Una de las organizaciones a las que se refiere es el centro de estudios jurídicos y sociales Dejusticia, con sede en Bogotá. El pasado 11 de agosto, Dejusticia envió a la Corte Constitucional una solicitud ciudadana para que seleccionara y revisara la tutela en la que el pueblo raizal pide la protección de sus derechos a la información, a la consulta previa, a los derechos territoriales y al amparo de la comunidad en eventos de desplazamiento climático, como fue el huracán Iota.
“Acá hubo más de mil raizales que tuvieron que salir porque no tenían dónde quedarse. Personas que tenían familia en San Andrés o en otras partes del país y que salieron a buscar refugio. Algunos ya regresaron a tratar de organizar su casa como pueden, pero muchos todavía están por fuera. Nunca a tal cantidad de gente en Providencia le había tocado desplazarse. Hay mucha gente de la tercera edad que no puede regresar”, dice Josefina.
Según la solicitud de Dejusticia, esta sería la primera vez que la Corte se pronuncie sobre la obligación que tiene el Estado colombiano de brindar garantías para las víctimas de eventos climáticos en relación con sus derechos y en caso de desplazamiento por este motivo. Así, el huracán Iota podría ayudar a sentar un precedente. “Los impactos generados por eventos climáticos pueden ocasionar desastres como la pérdida del terreno, inundaciones, daños en infraestructura, amenazas en materia de turismo, pueden violar derechos como la autodeterminación, la vida, la salud, el agua”, enumera la solicitud y, en efecto, todo eso está sucediendo en Providencia y Santa Catalina.
“¿Qué le digo yo?”, pregunta Josefina y menciona más efectos del huracán, “ahora la construcción está avanzando más que cuando arrancó, pero hay emergencia económica y urgencia manifiesta, los alimentos están incomprables. Un galoncito de aceite que costaba veintitrés mil pesos ahora está en cuarenta mil. Cada vez que viene el barco con los alimentos, los precios suben. Y de continuar esto, va a llegar un día en que no podamos comer.
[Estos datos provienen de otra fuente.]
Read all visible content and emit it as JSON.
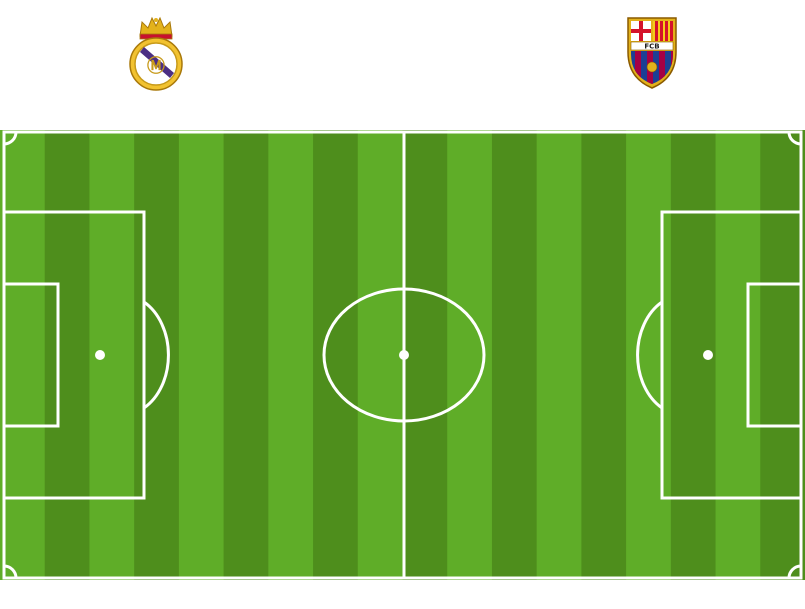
{
  "home_team": {
    "crest_icon": "real-madrid-crest-icon",
    "crest_letters": "MCF"
  },
  "away_team": {
    "crest_icon": "fc-barcelona-crest-icon",
    "crest_letters": "FCB"
  },
  "pitch": {
    "stripe_count": 18,
    "colors": {
      "light_stripe": "#5fad28",
      "dark_stripe": "#4e8e1c",
      "lines": "#ffffff"
    }
  }
}
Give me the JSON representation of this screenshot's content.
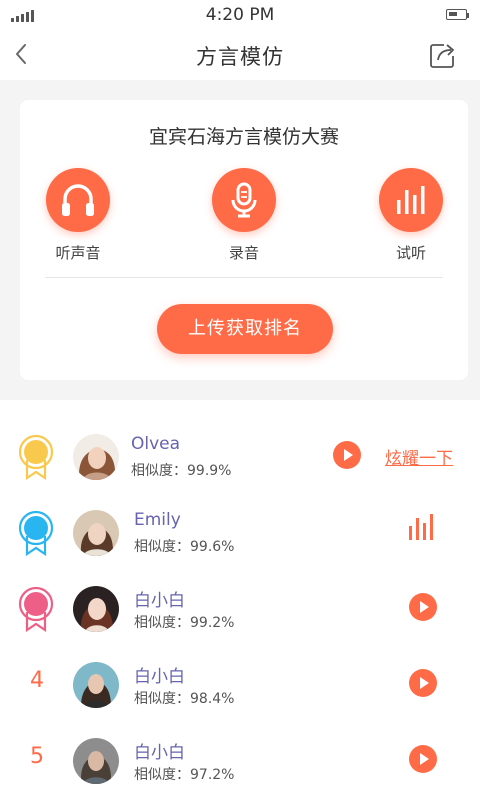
{
  "status": {
    "time": "4:20 PM"
  },
  "nav": {
    "title": "方言模仿"
  },
  "card": {
    "title": "宜宾石海方言模仿大赛",
    "controls": [
      {
        "label": "听声音",
        "icon": "headphones-icon"
      },
      {
        "label": "录音",
        "icon": "microphone-icon"
      },
      {
        "label": "试听",
        "icon": "audio-bars-icon"
      }
    ],
    "upload_label": "上传获取排名"
  },
  "leaderboard": {
    "brag_label": "炫耀一下",
    "medal_colors": [
      "#f9c94e",
      "#29b5f0",
      "#ee5f87"
    ],
    "accent": "#ff6a47",
    "rows": [
      {
        "rank": "1",
        "name": "Olvea",
        "similarity": "相似度：99.9%",
        "action": "play"
      },
      {
        "rank": "2",
        "name": "Emily",
        "similarity": "相似度：99.6%",
        "action": "playing"
      },
      {
        "rank": "3",
        "name": "白小白",
        "similarity": "相似度：99.2%",
        "action": "play"
      },
      {
        "rank": "4",
        "name": "白小白",
        "similarity": "相似度：98.4%",
        "action": "play"
      },
      {
        "rank": "5",
        "name": "白小白",
        "similarity": "相似度：97.2%",
        "action": "play"
      }
    ]
  }
}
El gobierno no ha tomado medidas para hacer controles de precios. Lo que sí está supremamente atrasado es la reconstrucción de la hotelería y el turismo que dinamiza el desarrollo económico de Providencia. Los plancheros, los guías, los restauranteros, los hoteleros, los pescadores, todos dependen del turismo. Pero la isla sigue cerrada y no pueden llegar turistas porque no hay dónde alojarlos. Si no se reactiva la economía, nos vamos a morir de hambre”.
Una nueva temporada de huracanes recién empezó en octubre y mucha gente sigue viviendo en carpas, sin que la reconstrucción se cumpla. Mientras tanto, la Armada Nacional prepara la creación de un guardacostas en Old Town Bay, al que la comunidad ya se había opuesto en 2015 por medio de una consulta previa debido a que el proyecto se realizaría justo encima de un humedal de gran valía ecológica.
“En San Andrés, [capital del archipiélago y puerto libre], hay una sobrepoblación inhumana. [Es probable que sea] la isla más densamente poblada del mundo y los raizales fueron marginados y arrinconados; despojados de su propia economía mientras que otros, los turcos y los colombianos, son los dueños. Allá los raizales no tienen voz. Entonces, en los años ochenta, cuando nosotros vimos en lo que se estaba convirtiendo San Andrés, el reverendo padre Martín Taylor, que en paz descanse, un sacerdote raizal, nos organizó para defender Providencia”, recuerda Josefina. “Nosotros optamos por un modelo de desarrollo diferente porque el territorio es parte de nuestra identidad. Estamos acostumbrados a respetar la tierra, a cultivar la tierra que heredamos de la esclavitud y por la que nuestros ancestros pagaron un precio muy alto”.